In non-UTF-6 HTMLs, TRichView saves encoding identifier (in <meta> tag) basing on RVStyle.TextStyles[0].Charset. If it is DEFAULT_CHARSET, this <meta> is not saved, and browsers will autodetect encoding.
martindholmes
Posts: 131
Joined: Mon Aug 29, 2005 12:03 pm

Post by martindholmes »

I'm assuming, then, that there are three categories of text here:

ASCII (0 - 127), same in ANSI and UTF-8
128 - 255 (ANSI, saved differently)
255 + (Unicode, saved as numeric escapes)

Am I right? I've been a bit thrown in one of my projects by the fact that the TRVXML component seems to save accented latin characters in one way, and characters above 255 in another (numeric escapes, I think). Does SaveHTMLEx make the same distinction?

Cheers,
Martin
Sergey Tkachenko
Site Admin
Posts: 17557
Joined: Sat Aug 27, 2005 10:28 am
Contact:

Post by Sergey Tkachenko »

Yes, saving characters 0..127 does not depend on encoding.
For Unicode text, characters started from 128 (not from 256!) are saved as numeric escapes.
For non-Unicode text, characters started from 128 are saved as they are, it may cause problems viewing such HTML in browsers, if documents contains multilanguage text.
All above is for HTML saving. I do not remember exactly for RVXML.

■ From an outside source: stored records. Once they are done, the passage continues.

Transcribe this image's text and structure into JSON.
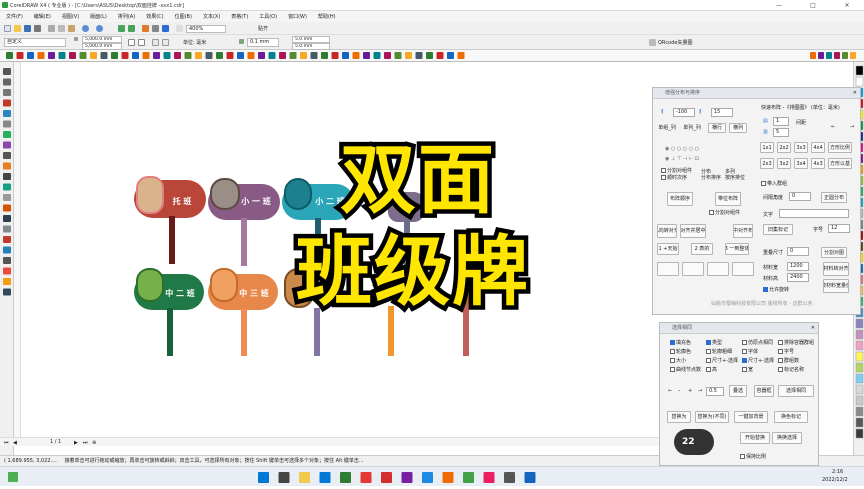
{
  "titlebar": {
    "title": "CorelDRAW X4 ( 专业版 ) - [C:\\Users\\ASUS\\Desktop\\双面挂牌 -xxx1.cdr]",
    "controls": [
      "—",
      "□",
      "✕"
    ]
  },
  "menu": [
    "文件(F)",
    "编辑(E)",
    "视图(V)",
    "版面(L)",
    "排列(A)",
    "效果(C)",
    "位图(B)",
    "文本(X)",
    "表格(T)",
    "工具(O)",
    "窗口(W)",
    "帮助(H)"
  ],
  "toolbar": {
    "zoom": "400%",
    "snap": "贴齐"
  },
  "propbar": {
    "preset": "自定义",
    "width": "5,000.0 mm",
    "height": "5,000.0 mm",
    "unit": "单位: 毫米",
    "nudge": "0.1 mm",
    "dup_x": "5.0 mm",
    "dup_y": "5.0 mm",
    "plugin": "QRcode矢量图"
  },
  "overlay": {
    "line1": "双面",
    "line2": "班级牌"
  },
  "signs": {
    "top": [
      "托 班",
      "小 一 班",
      "小 二 班"
    ],
    "bottom": [
      "中 二 班",
      "中 三 班"
    ]
  },
  "pagebar": {
    "page": "1 / 1"
  },
  "status": {
    "coords": "( 1,689.955, 3,022....",
    "hint": "接着单击可进行拖动或缩放；再单击可旋转或斜斜；双击工具，可选择所有对象；按住 Shift 键单击可选择多个对象；按住 Alt 键单击..."
  },
  "panel1": {
    "title": "增强分布与排序",
    "v1": "-100",
    "v2": "15",
    "quick_title": "快速布阵 -《排图图》 (单位：毫米)",
    "rows": "1",
    "cols": "5",
    "row_gap_label": "间距",
    "tabs": [
      "单组_列",
      "单列_列",
      "横行",
      "横列"
    ],
    "opts": [
      "分割对组件",
      "顺时次序",
      "分布",
      "分布排序",
      "多列",
      "按序排位"
    ],
    "btns_a": [
      "布阵顺序",
      "带位布阵"
    ],
    "chk_split": "分割对组件",
    "grid": [
      "1x1",
      "2x2",
      "3x3",
      "4x4",
      "2x3",
      "3x2",
      "3x4",
      "4x3"
    ],
    "right_btns": [
      "方形比例",
      "方形以基"
    ],
    "chk_group": "带入群组",
    "angle_label": "间隔角度",
    "angle_val": "0",
    "right_btn3": "正圆分布",
    "text_label": "文字",
    "dup_btn": "旧集标记",
    "font_label": "字号",
    "font_val": "12",
    "rows2": [
      "A向转对齐",
      "以前对齐并居中间距",
      "居中对齐布阵",
      "1 +天始",
      "2 表的",
      "3 一到整体"
    ],
    "size_label": "重叠尺寸",
    "size_val": "0",
    "split_btn": "分割对图",
    "wide_label": "材料宽",
    "wide_val": "1200",
    "high_label": "材料高",
    "high_val": "2400",
    "mat_btns": [
      "材料转对齐",
      "按材料宽量值"
    ],
    "allow_chk": "允许旋转",
    "footer": "仙桃市蜀嗨科技有限公司 版权所有 - 这群公务"
  },
  "panel2": {
    "title": "选择相同",
    "checks": [
      "填充色",
      "类型",
      "仿原点相同",
      "排除容器群组",
      "轮廓色",
      "轮廓粗细",
      "字体",
      "字号",
      "大小",
      "尺寸+-选择",
      "尺寸+-选择",
      "群组数",
      "曲线节点数",
      "高",
      "宽",
      "标记名称"
    ],
    "val": "0.5",
    "btns": [
      "叠选",
      "容器框",
      "选择相同"
    ],
    "btns2": [
      "替换为",
      "替换为(不同)",
      "一键加背景",
      "换色标记"
    ],
    "btns3": [
      "",
      "开始替换",
      "换换选择"
    ],
    "chk_ratio": "保持比例",
    "bubble": "22"
  },
  "taskbar": {
    "time": "2:16",
    "date": "2022/12/2"
  }
}
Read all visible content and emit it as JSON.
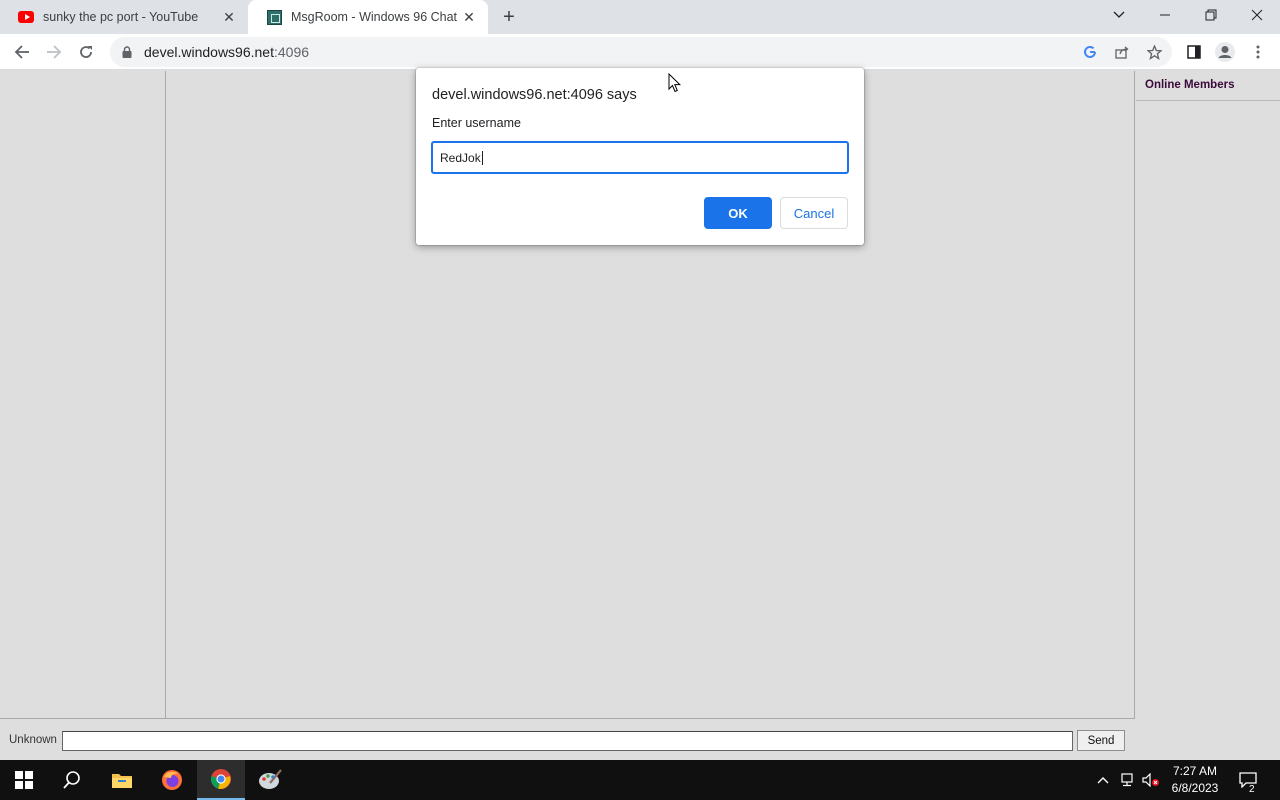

If your documents are multilanguage, I highly recommend to save them as UTF-8.
Pro: no problems with encodings, all text items, both Unicode and ANSI, are saved properly.
Contra: larger size for some languages. For example, 3 bytes per Russian character, instead of 1 byte in RUSSIAN_CHARSET. But if Russian text is represented in Unicode items in your document, it still much more efficient than saving numeric escapes.
Post Reply